僕がそうだから言いたいんだけど「『悩んでも答えが出ないことを悩んでも仕方ない』のをわかった上でどこまで悩めるか?」は、”いろんな視点”を持つために有効な練習法だと思うので、実際何に悩んでるかは別として、大きく得るものがある。一人で悩む分には誰に迷惑をかけるわけでもないし。
”いろんな方向から考える力”を持ってると、多くの人から好かれるのは間違いないと思うんだよね!人間、誰かに共感してほしいもんだし。考え方は十人十色だけど、自分ひとりで三色くらい持っていられれば、一色の人よりも多くと仲良くできるのはきっと間違いない。
二面性についても似たような感じで、善いものを善い、悪いものを悪いとしか見れないより、なんでも疑ってかかりたい。いわゆるステレオタイプっていう「一般的に」そうだと思われてることを疑うのは難しいし勇気がいるけど、普通なことに普通じゃないって言えるヤツは…かっこいいと思うんだよね!

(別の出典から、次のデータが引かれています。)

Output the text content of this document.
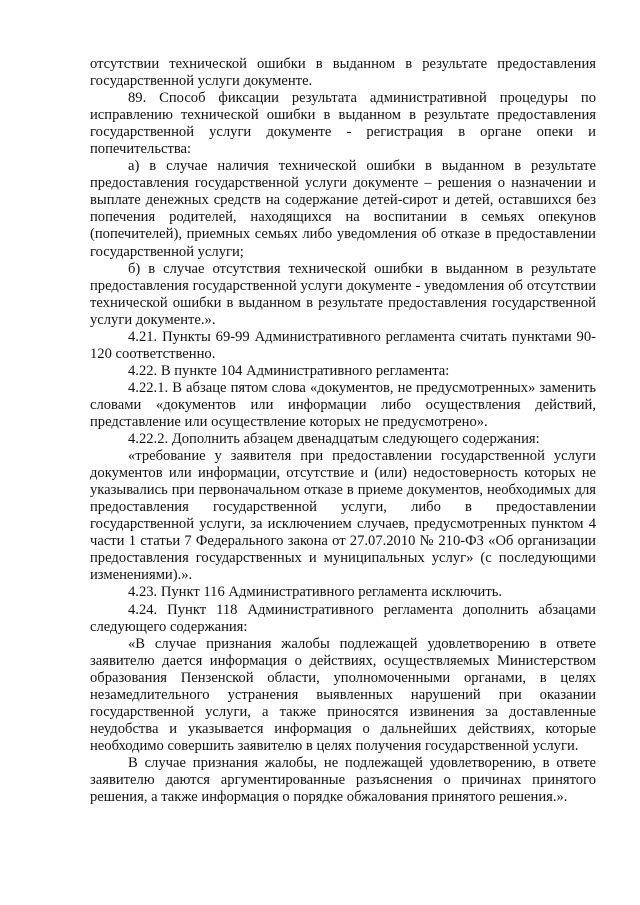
отсутствии технической ошибки в выданном в результате предоставления государственной услуги документе.

89. Способ фиксации результата административной процедуры по исправлению технической ошибки в выданном в результате предоставления государственной услуги документе - регистрация в органе опеки и попечительства:

а) в случае наличия технической ошибки в выданном в результате предоставления государственной услуги документе – решения о назначении и выплате денежных средств на содержание детей-сирот и детей, оставшихся без попечения родителей, находящихся на воспитании в семьях опекунов (попечителей), приемных семьях либо уведомления об отказе в предоставлении государственной услуги;

б) в случае отсутствия технической ошибки в выданном в результате предоставления государственной услуги документе - уведомления об отсутствии технической ошибки в выданном в результате предоставления государственной услуги документе.».

4.21. Пункты 69-99 Административного регламента считать пунктами 90-120 соответственно.

4.22. В пункте 104 Административного регламента:

4.22.1. В абзаце пятом слова «документов, не предусмотренных» заменить словами «документов или информации либо осуществления действий, представление или осуществление которых не предусмотрено».

4.22.2. Дополнить абзацем двенадцатым следующего содержания:

«требование у заявителя при предоставлении государственной услуги документов или информации, отсутствие и (или) недостоверность которых не указывались при первоначальном отказе в приеме документов, необходимых для предоставления государственной услуги, либо в предоставлении государственной услуги, за исключением случаев, предусмотренных пунктом 4 части 1 статьи 7 Федерального закона от 27.07.2010 № 210-ФЗ «Об организации предоставления государственных и муниципальных услуг» (с последующими изменениями).».

4.23. Пункт 116 Административного регламента исключить.

4.24. Пункт 118 Административного регламента дополнить абзацами следующего содержания:

«В случае признания жалобы подлежащей удовлетворению в ответе заявителю дается информация о действиях, осуществляемых Министерством образования Пензенской области, уполномоченными органами, в целях незамедлительного устранения выявленных нарушений при оказании государственной услуги, а также приносятся извинения за доставленные неудобства и указывается информация о дальнейших действиях, которые необходимо совершить заявителю в целях получения государственной услуги.

В случае признания жалобы, не подлежащей удовлетворению, в ответе заявителю даются аргументированные разъяснения о причинах принятого решения, а также информация о порядке обжалования принятого решения.».
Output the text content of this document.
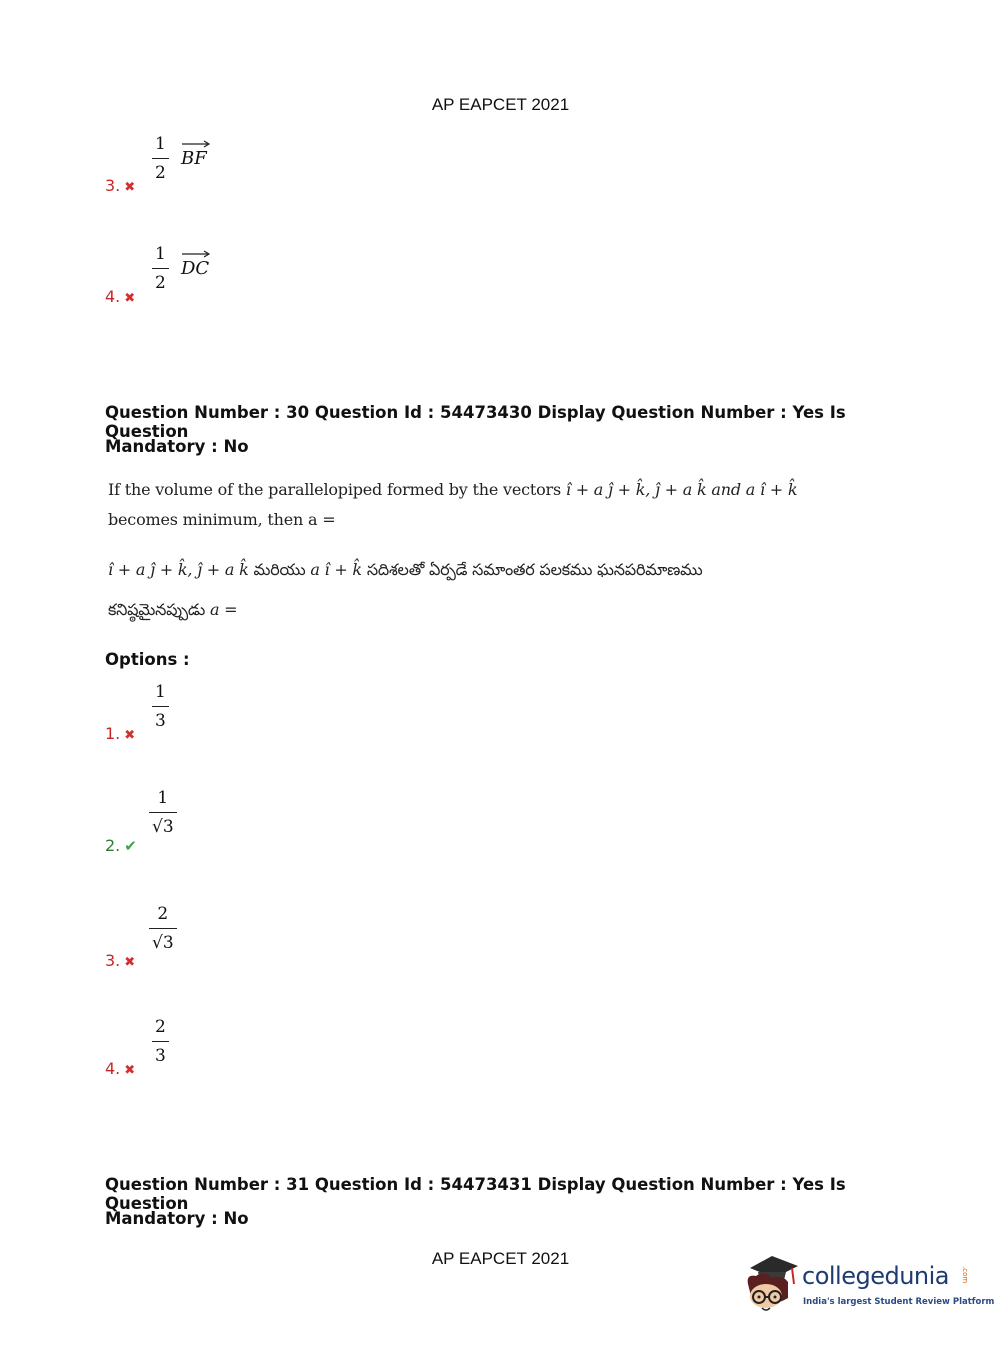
AP EAPCET 2021
3. ✖
1
2
BF
4. ✖
1
2
DC
Question Number : 30 Question Id : 54473430 Display Question Number : Yes Is Question
Mandatory : No
If the volume of the parallelopiped formed by the vectors î + a ĵ + k̂, ĵ + a k̂ and a î + k̂
becomes minimum, then a =
î + a ĵ + k̂, ĵ + a k̂ మరియు a î + k̂ సదిశలతో ఏర్పడే సమాంతర పలకము ఘనపరిమాణము
కనిష్ఠమైనప్పుడు a =
Options :
1. ✖
1
3
2. ✔
1
√3
3. ✖
2
√3
4. ✖
2
3
Question Number : 31 Question Id : 54473431 Display Question Number : Yes Is Question
Mandatory : No
AP EAPCET 2021
collegedunia .com
India's largest Student Review Platform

でももしかすると…こういうこと考えながら生きてる人はめんどくさそうだって思う人もきっといるんだよね。「ひとつの見方しかもてないことが悔しいと思う人」には、この話は有意義だろうけど、「自分の信じる道しかない人」には、ただの迷惑か。
二面性から二面性を見てる…みたいな?ああ、答えが出ない悩み(笑)。
投稿: 長男 | 2016年3月 2日 (水) 01時08分
こちらもダラダラとレス。大したことは書かない。
「悩んでも仕方ないことを悩む意味」は、もはや別の行為。視点が後方にあって、悩んでる自分を見てる時点で、実は本節の悩みから逸脱してる気がする。本当に無理な悩みは、本当に仕方ないものだから、元ネタで言う「たいていの場合はどうしていいかわからなくなっているだけ」のパターンだと思うね。例えそこで答えが出なくてもな。だからそれは有意義たり得る。
視点の多さが好かれることに繋がるという意見には同意出来ない。視点の多さは時に純度を濁らせるから、実際は、
敵も味方も増える。
が正解。八方美人という言葉もあるからな。「一色の人が凄く強い光の場合」もあるって話。
ただ、それを理解した上で、そっちにしか動けないケースも多い。疑り深いのと真実から目を背けるのは違うからな。認めるか否定するかのさじ加減が、たぶん長男が思ってる以上に重要。わがままと信念の違い、、、とも違うかな。どちらかと言えば単純な経験則かも。賢くなれよ、と。
「めんどくさい」に関しては、まさに娘にこの文書を読ませた時の感想だった。でも瞬間「確かに」とおも思ったんだよな。視点を増やすことで必ずしもメリットばかりがあるわけじゃない、「という視点」をもっと考えた方がよかったかな、って話。まぁ長男が書いてる「二面性から二面性を見てる」のと同じかも知れないけどさ。